L’œuvre est créée par la Société moderne d'instruments à vent le [1] à Paris, salle des Agriculteurs[8],[9], sous la direction de Georges Barrère[10], et rapidement redonnée, le 13 avril en privé chez Madeleine Lemaire, avec le compositeur au piano, ainsi que le 28 mai en public au Nouveau-Théâtre[10],[11].

Structure

Le Bal de Béatrice d'Este, d'une durée moyenne d'exécution de seize minutes environ[12], est composé de sept mouvements[4] :

  1. Entrée pour Ludovic le More
  2. Lesquercade
  3. Romanesque
  4. Ibérienne
  5. Léda et l'Oiseau (Intermède Léonardesque)
  6. Courante
  7. Salut final au Duc de Milan

Analyse

Le premier mouvement, Entrée pour Ludovic le More, évoque la cour de Milan à la fin du XVe siècle, animée par Béatrice d'Este, jeune épouse de Lodovico Sforza dit « Il Moro », au sein de laquelle gravitaient nombre d'intellectuels et d'artistes, tel Léonard de Vinci[6]. Cette pièce d'ouverture est solennelle, en mi bémol majeur, et fait dialoguer « un groupe de quatre instruments avec le tutti de l'ensemble »[6].

Le deuxième mouvement, Lesquercade, est une sorte de pavane confiée aux bois et au premier cor, soutenus par des arabesques de harpe et de piano, dans laquelle deux thèmes dialoguent « dans un subtil jeu de modulations et d'éclairages harmoniques dans le ton principal de do bémol majeur[6] ».

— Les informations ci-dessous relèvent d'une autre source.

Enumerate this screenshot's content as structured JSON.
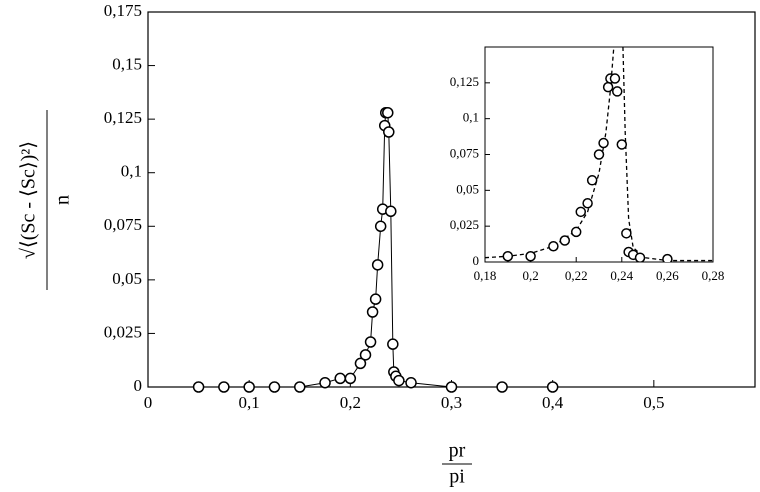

Le troisième mouvement, Romanesque, est en trois parties. Dans les parties encadrantes, la flûte solo domine, « murmurant une gracieuse mélodie en ut majeur ». La partie centrale est modulante, tandis que la troisième consiste en une reprise variée de la première section[6].

Le quatrième mouvement, Ibérienne, est de « caractère farouche [et] contraste avec la grâce des mouvements précédents ». Au-dessus d'accords alternés de harpe et piano, la trompette entonne un refrain en ut mineur, « qui par son accentuation crée un brouillage entre une carrure à deux ou à trois temps[6] ». Les couplets, chantants, en ut majeur, contrastent[6].

Le cinquième mouvement, Léda et l'Oiseau, est une allusion au tableau éponyme de Vinci[6]. Il s'ouvre sur un flot d'arpèges de harpe, puis vient un motif en arabesque des vents qui introduit une « sorte d'arioso susurré par la flûte », avant le retour des arabesques[6].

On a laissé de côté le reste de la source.